We are delighted to celebrate the release of the new Lesley Blanch website with Shusha Guppy’s interview of Lesley Blanch as a series of five blog posts. The interview was first published in Looking Back: A Panoramic View of a Literary Age by the Grande Dames of European Letters (Touchstone/Simon & Schuster, 1991). 

Shusha Guppy, Persian شوشا (شمسی) گوپی‎; née Shamsi Assār, (1935 – 2008) was a writer, editor and, under the name of “Shusha”, a singer of Persian and Western folk songs. She lived in London from the early 1960s.

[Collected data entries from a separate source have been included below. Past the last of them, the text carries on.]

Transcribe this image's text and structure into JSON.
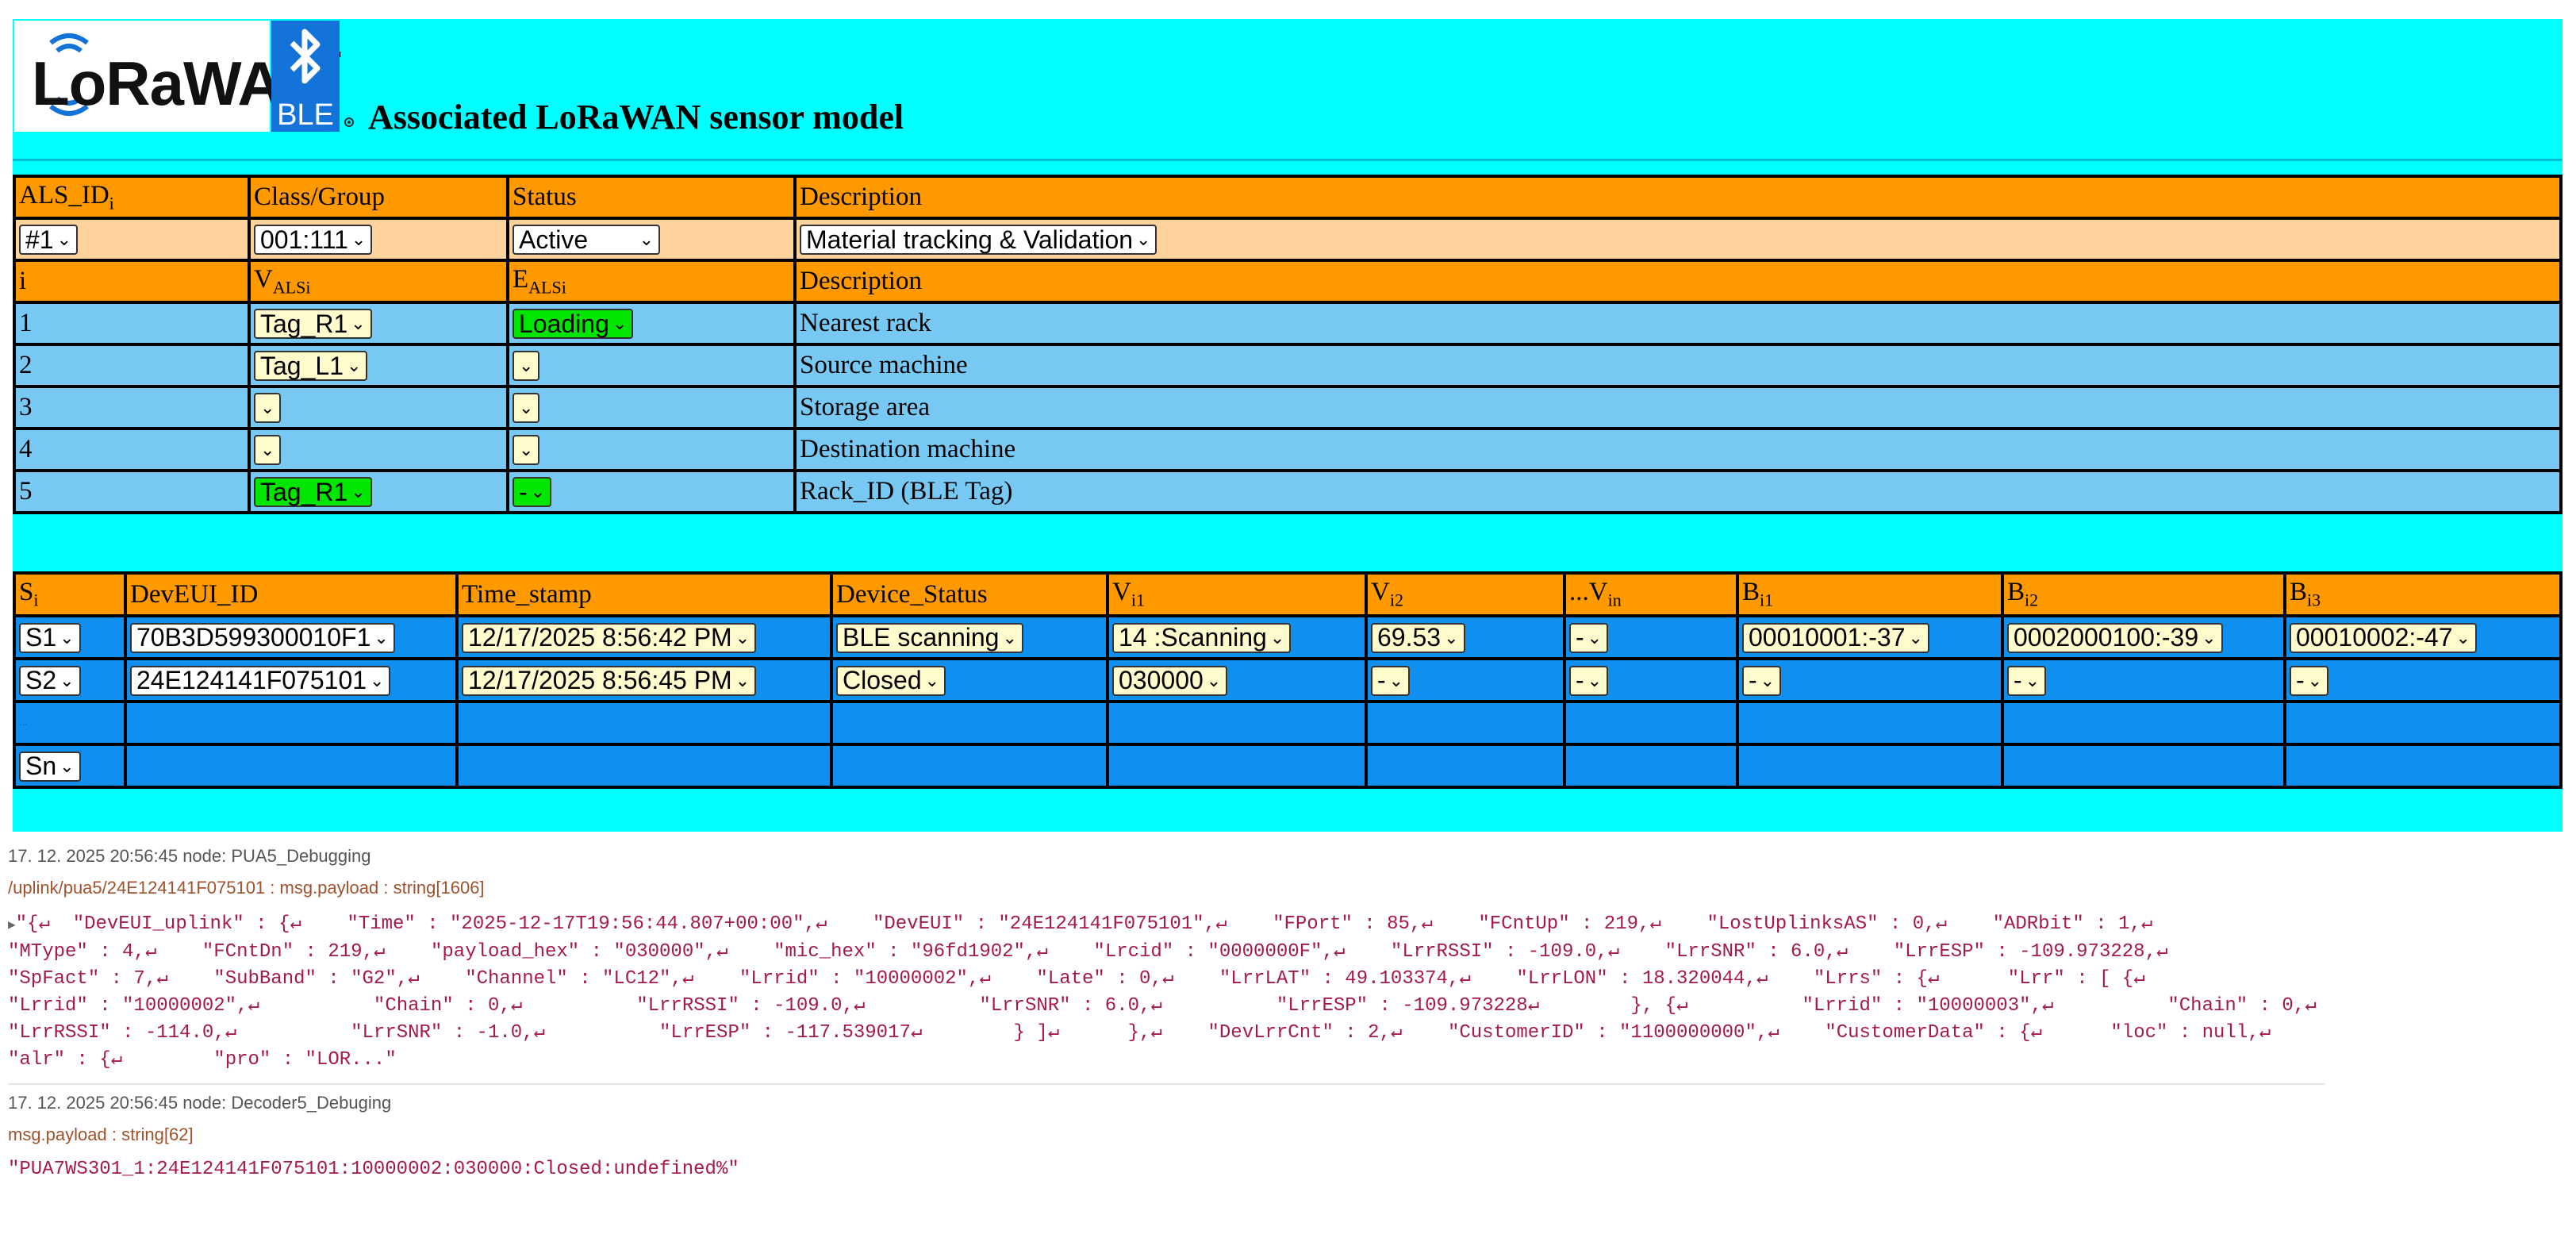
{
  "colors": {
    "panel_bg": "#00ffff",
    "header_orange": "#ff9900",
    "peach_row": "#ffd39b",
    "light_blue_row": "#78c8f4",
    "device_blue_row": "#0f8ff0",
    "select_yellow": "#fffbcc",
    "select_green": "#00e600",
    "payload_text": "#a6194d"
  },
  "header": {
    "logo_text": "LoRaWAN",
    "logo_tm": "™",
    "ble_logo_text": "BLE",
    "title": "Associated LoRaWAN sensor model"
  },
  "als_table": {
    "col_als_id": "ALS_ID",
    "col_als_id_sub": "i",
    "col_class_group": "Class/Group",
    "col_status": "Status",
    "col_description": "Description",
    "als_id_value": "#1",
    "class_group_value": "001:111",
    "status_value": "Active",
    "description_value": "Material tracking & Validation",
    "col_i": "i",
    "col_v": "V",
    "col_v_sub": "ALSi",
    "col_e": "E",
    "col_e_sub": "ALSi",
    "col_description2": "Description",
    "rows": [
      {
        "i": "1",
        "v": "Tag_R1",
        "e": "Loading",
        "description": "Nearest rack"
      },
      {
        "i": "2",
        "v": "Tag_L1",
        "e": "",
        "description": "Source machine"
      },
      {
        "i": "3",
        "v": "",
        "e": "",
        "description": "Storage area"
      },
      {
        "i": "4",
        "v": "",
        "e": "",
        "description": "Destination machine"
      },
      {
        "i": "5",
        "v": "Tag_R1",
        "e": "-",
        "description": "Rack_ID (BLE Tag)"
      }
    ]
  },
  "device_table": {
    "col_s": "S",
    "col_s_sub": "i",
    "col_deveui": "DevEUI_ID",
    "col_time": "Time_stamp",
    "col_status": "Device_Status",
    "col_v1": "V",
    "col_v1_sub": "i1",
    "col_v2": "V",
    "col_v2_sub": "i2",
    "col_vn": "...V",
    "col_vn_sub": "in",
    "col_b1": "B",
    "col_b1_sub": "i1",
    "col_b2": "B",
    "col_b2_sub": "i2",
    "col_b3": "B",
    "col_b3_sub": "i3",
    "rows": [
      {
        "s": "S1",
        "deveui": "70B3D599300010F1",
        "time": "12/17/2025 8:56:42 PM",
        "status": "BLE scanning",
        "v1": "14 :Scanning",
        "v2": "69.53",
        "vn": "-",
        "b1": "00010001:-37",
        "b2": "0002000100:-39",
        "b3": "00010002:-47"
      },
      {
        "s": "S2",
        "deveui": "24E124141F075101",
        "time": "12/17/2025 8:56:45 PM",
        "status": "Closed",
        "v1": "030000",
        "v2": "-",
        "vn": "-",
        "b1": "-",
        "b2": "-",
        "b3": "-"
      }
    ],
    "ellipsis_row": "...",
    "last_row_s": "Sn"
  },
  "debug_log": [
    {
      "meta": "17. 12. 2025 20:56:45   node: PUA5_Debugging",
      "path": "/uplink/pua5/24E124141F075101 : msg.payload : string[1606]",
      "payload_lines": [
        "\"{↵  \"DevEUI_uplink\" : {↵    \"Time\" : \"2025-12-17T19:56:44.807+00:00\",↵    \"DevEUI\" : \"24E124141F075101\",↵    \"FPort\" : 85,↵    \"FCntUp\" : 219,↵    \"LostUplinksAS\" : 0,↵    \"ADRbit\" : 1,↵",
        "\"MType\" : 4,↵    \"FCntDn\" : 219,↵    \"payload_hex\" : \"030000\",↵    \"mic_hex\" : \"96fd1902\",↵    \"Lrcid\" : \"0000000F\",↵    \"LrrRSSI\" : -109.0,↵    \"LrrSNR\" : 6.0,↵    \"LrrESP\" : -109.973228,↵",
        "\"SpFact\" : 7,↵    \"SubBand\" : \"G2\",↵    \"Channel\" : \"LC12\",↵    \"Lrrid\" : \"10000002\",↵    \"Late\" : 0,↵    \"LrrLAT\" : 49.103374,↵    \"LrrLON\" : 18.320044,↵    \"Lrrs\" : {↵      \"Lrr\" : [ {↵",
        "\"Lrrid\" : \"10000002\",↵          \"Chain\" : 0,↵          \"LrrRSSI\" : -109.0,↵          \"LrrSNR\" : 6.0,↵          \"LrrESP\" : -109.973228↵        }, {↵          \"Lrrid\" : \"10000003\",↵          \"Chain\" : 0,↵",
        "\"LrrRSSI\" : -114.0,↵          \"LrrSNR\" : -1.0,↵          \"LrrESP\" : -117.539017↵        } ]↵      },↵    \"DevLrrCnt\" : 2,↵    \"CustomerID\" : \"1100000000\",↵    \"CustomerData\" : {↵      \"loc\" : null,↵",
        "\"alr\" : {↵        \"pro\" : \"LOR...\""
      ]
    },
    {
      "meta": "17. 12. 2025 20:56:45   node: Decoder5_Debuging",
      "path": "msg.payload : string[62]",
      "payload_lines": [
        "\"PUA7WS301_1:24E124141F075101:10000002:030000:Closed:undefined%\""
      ]
    }
  ]
}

Lesley Blanch was already a distinguished traveller and journalist when her first book, The Wilder Shores of Love, was published in 1954. It was immediately acclaimed as a classic, and became a worldwide bestseller. It told of four nineteenth-century women of contrasting backgrounds and temperaments who sought in the East the adventures and emotions which were rapidly disappearing from the industrialized West. Her following book, The Sabres of Paradise, which took six years to complete, with research in Russia and Turkey, was the biography of Imam Shamyl, the religious leader of the Caucasian tribes who fought the invading Russian armies in 1834 to 1859. It combines biography and history with beautiful descriptions of the Caucasus and the campaigns in which both the young Tolstoy and Lermontov participated.

This interview took place in September 1988 at Lesley Blanch’s home in Garavan, before and after a delicious lunch that she had cooked and which was consumed in the shade of a fig tree in her garden.

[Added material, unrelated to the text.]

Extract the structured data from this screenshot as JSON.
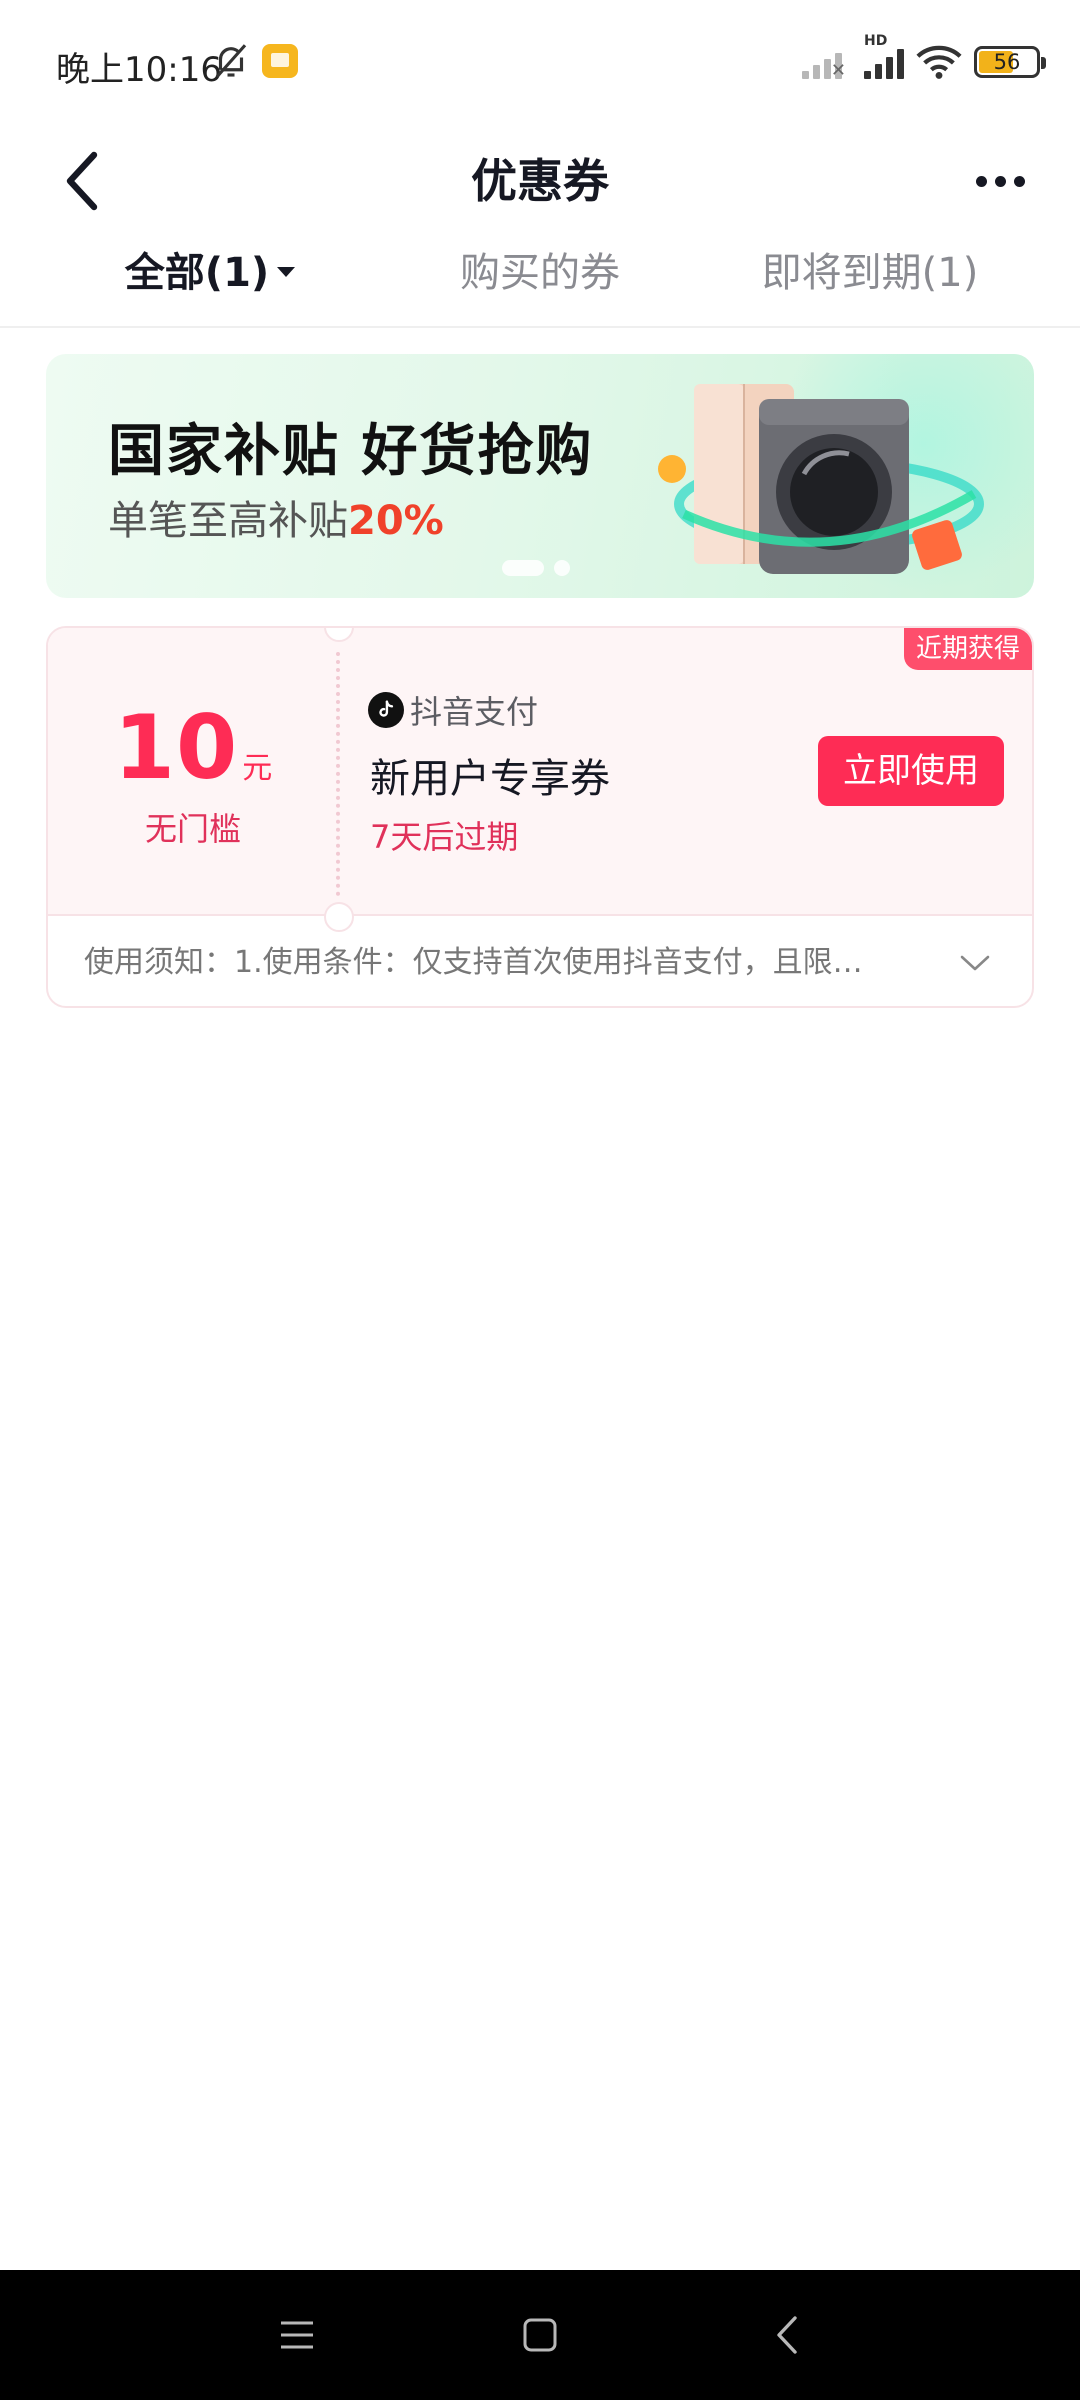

SHUSHA GUPPY : You were born into an upper middle-class family. Were your parents wealthy?

LESLEY BLANCH : No. They were always broke. My father was a very clever and cultivated man, but he didn’t do anything. He spent his time in museums and galleries, discussing things like Chinese porcelain and early oak furniture, about which he knew a great deal. They had been quite well-off, especially my mother, but the money trickled away gradually. My mother was not strictly beautiful, but seemed so. She was extremely elegant and artistic, and extremely frustrated too. Having married she had decided to become a devoted wife, and everything she touched she made lovely – houses, plants, food; she had magical hands.